Financial and Monetary Systems

Why are commodity prices falling?

Jeffrey Frankel
Professor, Kennedy School of Government, Harvard University

Oil prices have plummeted 40% since June – good news for oil-importing countries, but bad news for Russia, Venezuela, Nigeria, and other oil exporters. Some attribute the price drop to the US shale-energy boom. Others cite OPEC’s failure to agree on supply restrictions.

But that is not the whole story. The price of iron ore is down, too. So are gold, silver, and platinum prices. And the same is true of sugar, cotton, and soybean prices. In fact, most dollar commodity prices have fallen since the first half of the year. Though a host of sector-specific factors affect the price of each commodity, the fact that the downswing is so broad – as is often the case with big price swings – suggests that macroeconomic factors are at work.

So, what macroeconomic factors could be driving down commodity prices? Perhaps it is deflation. But, though inflation is very low, and even negative in a few countries, something more must be going on, because commodity prices are falling relative to the overall price level. In other words, real commodity prices are falling.

The most common explanation is the global economic slowdown, which has diminished demand for energy, minerals, and agricultural products. Indeed, growth has slowed and GDP forecasts have been revised downward since mid-year in most countries.
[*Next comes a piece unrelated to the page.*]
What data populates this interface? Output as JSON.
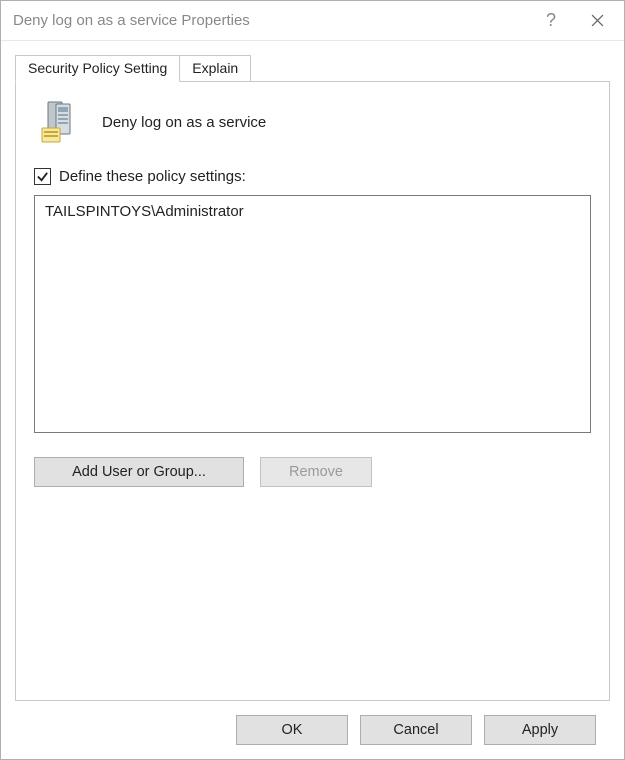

But the United States is a major exception. The American expansion seems increasingly well established, with estimated annual growth exceeding 4% over the last two quarters. And yet it is particularly in the US that commodity prices have been falling. The Economist’s euro-denominated Commodity Price Index, for example, has actually risen over the last year; it is only the Index in terms of dollars – which is what gets all of the attention – that is down.

That brings us to monetary policy, the importance of which as a determinant of commodity prices is often forgotten. Monetary tightening is widely anticipated in the US, with the Federal Reserve having ended quantitative easing in October and likely to raise short-term interest rates sometime in the coming year.
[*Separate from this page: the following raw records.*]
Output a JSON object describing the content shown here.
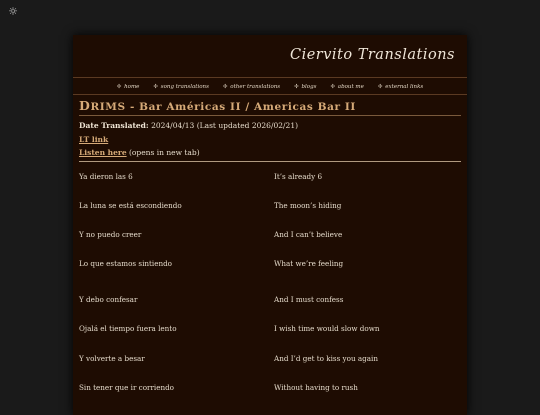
{
  "theme_toggle": {
    "icon": "sun-icon",
    "glyph": "☼"
  },
  "site": {
    "title": "Ciervito Translations"
  },
  "nav": {
    "items": [
      {
        "star": "✢",
        "label": "home"
      },
      {
        "star": "✢",
        "label": "song translations"
      },
      {
        "star": "✢",
        "label": "other translations"
      },
      {
        "star": "✢",
        "label": "blogs"
      },
      {
        "star": "✢",
        "label": "about me"
      },
      {
        "star": "✢",
        "label": "external links"
      }
    ]
  },
  "song": {
    "title_initial": "D",
    "title_rest": "RIMS - Bar Américas II / Americas Bar II",
    "date_label": "Date Translated:",
    "date_value": "2024/04/13 (Last updated 2026/02/21)",
    "lt_link": "LT link",
    "listen_link": "Listen here",
    "listen_note": "(opens in new tab)"
  },
  "lyrics": [
    {
      "es": "Ya dieron las 6",
      "en": "It’s already 6"
    },
    {
      "es": "La luna se está escondiendo",
      "en": "The moon’s hiding"
    },
    {
      "es": "Y no puedo creer",
      "en": "And I can’t believe"
    },
    {
      "es": "Lo que estamos sintiendo",
      "en": "What we’re feeling"
    },
    {
      "es": "Y debo confesar",
      "en": "And I must confess"
    },
    {
      "es": "Ojalá el tiempo fuera lento",
      "en": "I wish time would slow down"
    },
    {
      "es": "Y volverte a besar",
      "en": "And I’d get to kiss you again"
    },
    {
      "es": "Sin tener que ir corriendo",
      "en": "Without having to rush"
    }
  ]
}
This recalls a familiar historical pattern. Falling real (inflation-adjusted) interest rates in the 1970s, 2002-2004, and 2007 -2008 were accompanied by rising real commodity prices; sharp increases in US real interest rates in the 1980s sent dollar commodity prices tumbling.

There is something intuitive about the idea that when the Fed “prints money,” the money flows into commodities, among other places, and so bids their prices up – and thus that prices fall when interest rates rise. But, what, exactly, is the causal mechanism?

In fact, there are four channels through which the real interest rate affects real commodity prices (aside from whatever effect it has via the level of economic activity). First, high interest rates reduce the price of storable commodities by increasing the incentive for extraction today rather than tomorrow, thereby boosting the pace at which oil is pumped, gold is mined, or forests are logged. Second, high rates also decrease firms’ desire to carry inventories (think of oil held in tanks).

Third, portfolio managers respond to a rise in interest rates by shifting out of commodity contracts (which are now an “asset class”) and into treasury bills. Finally, high interest rates strengthen the domestic currency, thereby reducing the price of internationally traded commodities in domestic terms (even if the price has not fallen in foreign-currency terms).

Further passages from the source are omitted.